Reed left about halfway through a lengthy debate Thursday. His departure seemed to surprise other co-sponsors of the legislation.
“I’ll just say I thought we’d be able to have a debate and get to it,” said Quinton Lucas, who has carried the effort to reform incentive policy. “But I don’t want to start any conflict on that.”
Councilwoman Heather Hall, a fellow co-sponsor of the legislation, said she wasn’t told that Reed would miss the vote.
The Urban Summit, an urban-advocacy group, took issue with Reed not casting a vote.
“The Urban Summit is disappointed that Councilman Jermaine Reed was not sufficiently committed to tax incentive reform to remain at the council meeting on September 22, 2016 long enough to vote for the ordinance he cosponsored,” said Urban Summit founder James Tindall in a statement to The Star.
The Urban Summit worked with Lucas and others on the measure.
“When he skipped out before the vote, he skipped out on us, his constituents,” Tindall’s statement reads.
Mayor Sly James and five other council members who were not co-sponsors of Lucas’ ordinance called for a delay in casting an up-or-down vote in order to smooth out various misgivings about the legislation.
James requested that a component of Lucas’ ordinance, called a Shared Success Fund, be removed and handled separately. The Shared Success Fund would receive money from certain payments in lieu of taxes from economic development projects to fund projects in distressed areas.
James has his own version of the Shared Success Fund that puts the responsibility of dispersing the money to an appointed board. Lucas’ version puts those decisions in the hands of the council.
Another concern was whether taxing jurisdictions — counties, school districts and library districts — supported the measure.
Councilman Scott Taylor wanted governing boards for taxing jurisdictions to pass formal resolutions of support. Councilwoman Jolie Justus said she didn’t want resolutions, but at least assurances. Justus said she wasn’t clear whether taxing jurisdictions were on board.
Kansas City Public Schools Superintendent Mark Bedell, for example, said in a letter that he supported Lucas’ ordinance but had concerns about forthcoming changes the city is considering to the AdvanceKC scoring system.
“I had told Councilman Lucas that I wanted assurances, I wanted to hear from taxing jurisdictions that they were comfortable with what we were doing,” Justus said. “We had not gotten that until we walked into the (council) chamber at 3 o’clock yesterday.”
Justus added that she understood that an amendment to the ordinance on Thursday would affect support for the ordinance. The council’s amendment Thursday made the incentive policy apply to future projects only, and not those that had been approved previously.

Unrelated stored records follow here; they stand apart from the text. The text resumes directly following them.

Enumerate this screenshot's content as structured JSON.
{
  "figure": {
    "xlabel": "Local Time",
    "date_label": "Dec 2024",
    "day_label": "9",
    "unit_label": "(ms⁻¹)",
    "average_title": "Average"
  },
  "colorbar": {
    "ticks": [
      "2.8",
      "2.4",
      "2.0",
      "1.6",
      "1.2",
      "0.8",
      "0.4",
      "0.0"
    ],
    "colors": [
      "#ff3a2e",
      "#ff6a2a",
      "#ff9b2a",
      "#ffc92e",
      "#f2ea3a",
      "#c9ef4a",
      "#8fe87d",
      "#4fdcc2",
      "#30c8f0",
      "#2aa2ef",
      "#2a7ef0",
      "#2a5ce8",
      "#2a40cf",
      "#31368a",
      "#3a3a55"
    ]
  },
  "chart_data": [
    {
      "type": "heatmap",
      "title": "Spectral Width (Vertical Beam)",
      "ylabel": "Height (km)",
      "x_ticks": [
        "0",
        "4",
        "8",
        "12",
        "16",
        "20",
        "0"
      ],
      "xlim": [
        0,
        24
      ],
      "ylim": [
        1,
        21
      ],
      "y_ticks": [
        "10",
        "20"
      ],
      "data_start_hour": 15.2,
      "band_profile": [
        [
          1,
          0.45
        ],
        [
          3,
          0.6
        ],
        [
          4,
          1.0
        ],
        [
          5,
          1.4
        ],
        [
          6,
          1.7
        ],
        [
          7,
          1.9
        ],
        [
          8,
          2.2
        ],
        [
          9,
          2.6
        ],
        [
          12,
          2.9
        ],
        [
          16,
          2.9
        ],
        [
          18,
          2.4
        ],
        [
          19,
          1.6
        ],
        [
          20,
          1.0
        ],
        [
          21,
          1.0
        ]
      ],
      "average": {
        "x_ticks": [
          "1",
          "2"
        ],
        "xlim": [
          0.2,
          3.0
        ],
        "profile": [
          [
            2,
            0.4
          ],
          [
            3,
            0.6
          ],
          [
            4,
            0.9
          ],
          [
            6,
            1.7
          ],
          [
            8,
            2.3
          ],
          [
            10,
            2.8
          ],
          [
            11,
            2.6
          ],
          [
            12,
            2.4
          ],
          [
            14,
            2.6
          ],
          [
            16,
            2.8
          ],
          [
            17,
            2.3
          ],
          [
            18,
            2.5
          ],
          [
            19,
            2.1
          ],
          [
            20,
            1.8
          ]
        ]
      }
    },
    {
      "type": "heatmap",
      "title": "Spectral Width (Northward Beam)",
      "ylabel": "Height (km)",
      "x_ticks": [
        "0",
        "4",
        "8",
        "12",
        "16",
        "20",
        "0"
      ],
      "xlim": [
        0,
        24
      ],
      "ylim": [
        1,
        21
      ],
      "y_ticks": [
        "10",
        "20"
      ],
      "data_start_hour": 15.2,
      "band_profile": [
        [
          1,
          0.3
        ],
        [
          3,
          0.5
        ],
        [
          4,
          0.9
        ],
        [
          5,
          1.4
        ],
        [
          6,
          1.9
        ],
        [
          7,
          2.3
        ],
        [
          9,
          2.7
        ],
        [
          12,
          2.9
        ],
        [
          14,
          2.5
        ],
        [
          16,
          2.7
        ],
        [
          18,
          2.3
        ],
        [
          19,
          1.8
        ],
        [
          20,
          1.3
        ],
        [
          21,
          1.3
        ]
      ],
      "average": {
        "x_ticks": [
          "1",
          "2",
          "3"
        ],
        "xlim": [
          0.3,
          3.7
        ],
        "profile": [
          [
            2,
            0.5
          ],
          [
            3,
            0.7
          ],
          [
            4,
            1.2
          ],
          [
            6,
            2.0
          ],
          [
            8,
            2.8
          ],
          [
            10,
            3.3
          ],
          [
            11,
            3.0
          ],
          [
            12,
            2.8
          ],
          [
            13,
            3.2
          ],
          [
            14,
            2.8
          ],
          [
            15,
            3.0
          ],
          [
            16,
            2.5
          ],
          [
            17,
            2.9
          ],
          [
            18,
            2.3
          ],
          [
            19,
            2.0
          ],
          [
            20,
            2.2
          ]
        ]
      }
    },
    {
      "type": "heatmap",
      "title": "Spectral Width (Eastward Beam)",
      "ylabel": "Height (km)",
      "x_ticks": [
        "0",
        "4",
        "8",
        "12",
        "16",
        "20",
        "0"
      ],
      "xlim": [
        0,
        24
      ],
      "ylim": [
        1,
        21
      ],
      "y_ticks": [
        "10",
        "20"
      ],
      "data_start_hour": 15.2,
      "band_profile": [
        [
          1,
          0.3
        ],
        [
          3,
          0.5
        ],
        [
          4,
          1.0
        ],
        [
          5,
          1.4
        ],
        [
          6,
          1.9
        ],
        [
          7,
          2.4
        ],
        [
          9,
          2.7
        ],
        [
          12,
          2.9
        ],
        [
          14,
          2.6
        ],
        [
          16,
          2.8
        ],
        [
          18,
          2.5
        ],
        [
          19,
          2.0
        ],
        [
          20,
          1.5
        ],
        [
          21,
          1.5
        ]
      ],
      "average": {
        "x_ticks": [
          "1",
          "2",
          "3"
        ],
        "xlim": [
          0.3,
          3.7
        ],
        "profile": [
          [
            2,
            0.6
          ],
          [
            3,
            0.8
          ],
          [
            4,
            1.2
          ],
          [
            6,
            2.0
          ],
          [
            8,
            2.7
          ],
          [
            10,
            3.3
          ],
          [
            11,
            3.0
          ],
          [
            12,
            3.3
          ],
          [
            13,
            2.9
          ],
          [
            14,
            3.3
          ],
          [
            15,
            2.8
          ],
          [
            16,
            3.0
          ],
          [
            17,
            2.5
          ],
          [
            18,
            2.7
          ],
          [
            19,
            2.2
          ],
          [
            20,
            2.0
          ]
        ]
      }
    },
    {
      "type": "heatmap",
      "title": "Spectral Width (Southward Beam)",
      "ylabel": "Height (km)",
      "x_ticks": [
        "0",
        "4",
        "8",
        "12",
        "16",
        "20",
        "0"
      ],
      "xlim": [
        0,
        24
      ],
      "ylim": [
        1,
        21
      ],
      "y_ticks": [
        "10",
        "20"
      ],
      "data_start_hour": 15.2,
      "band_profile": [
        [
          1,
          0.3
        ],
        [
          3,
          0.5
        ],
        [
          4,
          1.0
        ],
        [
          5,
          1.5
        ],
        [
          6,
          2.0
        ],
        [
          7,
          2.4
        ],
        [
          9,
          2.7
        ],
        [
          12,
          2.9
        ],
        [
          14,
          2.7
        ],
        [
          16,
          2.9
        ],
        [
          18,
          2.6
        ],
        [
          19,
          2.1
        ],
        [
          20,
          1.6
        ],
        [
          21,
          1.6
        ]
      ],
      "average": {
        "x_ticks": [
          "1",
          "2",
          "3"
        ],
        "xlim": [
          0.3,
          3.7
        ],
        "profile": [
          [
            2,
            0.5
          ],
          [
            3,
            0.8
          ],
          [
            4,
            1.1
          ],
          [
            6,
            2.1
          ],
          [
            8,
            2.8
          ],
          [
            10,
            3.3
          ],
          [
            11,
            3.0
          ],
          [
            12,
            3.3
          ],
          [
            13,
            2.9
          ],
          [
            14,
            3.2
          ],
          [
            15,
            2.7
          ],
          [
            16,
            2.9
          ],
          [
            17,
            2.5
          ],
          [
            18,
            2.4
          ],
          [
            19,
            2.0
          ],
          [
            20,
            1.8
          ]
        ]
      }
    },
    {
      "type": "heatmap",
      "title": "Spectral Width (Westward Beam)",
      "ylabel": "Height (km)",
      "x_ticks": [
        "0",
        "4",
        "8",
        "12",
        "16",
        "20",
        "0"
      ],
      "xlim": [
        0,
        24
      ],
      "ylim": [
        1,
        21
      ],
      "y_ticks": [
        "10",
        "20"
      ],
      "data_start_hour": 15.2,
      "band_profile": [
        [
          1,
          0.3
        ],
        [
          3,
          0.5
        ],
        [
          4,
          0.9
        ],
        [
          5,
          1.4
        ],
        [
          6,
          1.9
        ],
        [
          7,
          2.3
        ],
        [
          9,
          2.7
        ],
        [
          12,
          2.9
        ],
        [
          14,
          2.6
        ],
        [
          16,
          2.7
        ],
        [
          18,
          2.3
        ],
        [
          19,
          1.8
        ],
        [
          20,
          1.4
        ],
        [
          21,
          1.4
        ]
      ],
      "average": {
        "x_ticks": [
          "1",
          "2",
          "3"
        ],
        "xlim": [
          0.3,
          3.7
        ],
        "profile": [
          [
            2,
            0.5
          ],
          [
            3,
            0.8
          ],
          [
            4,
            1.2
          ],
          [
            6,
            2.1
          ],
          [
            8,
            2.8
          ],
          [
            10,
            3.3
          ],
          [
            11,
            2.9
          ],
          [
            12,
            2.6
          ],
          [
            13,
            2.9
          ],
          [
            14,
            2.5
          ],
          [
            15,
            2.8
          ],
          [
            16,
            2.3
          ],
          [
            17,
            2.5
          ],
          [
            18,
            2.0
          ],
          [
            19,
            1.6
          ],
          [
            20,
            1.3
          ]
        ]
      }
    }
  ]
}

“I was told in writing and in person from Councilman Lucas that there were people who were no longer agreeing to the compromise if we amended it,” Justus said. “I was asking for a hold because I wanted to make sure they were all in on the compromise.”
Lucas said he had concerns that Thursday’s debate portrayed taxing jurisdictions as untrustworthy.
“I do plan to write a letter of apology on behalf of me, I guess, to the heads of the taxing jurisdictions, who I think sustained a good deal of attack yesterday, particularly Dr. Bedell of the Kansas City school district,” Lucas said. “I think the way we addressed our taxing jurisdictions, the way they were described, their purported bad acting, was not fair.”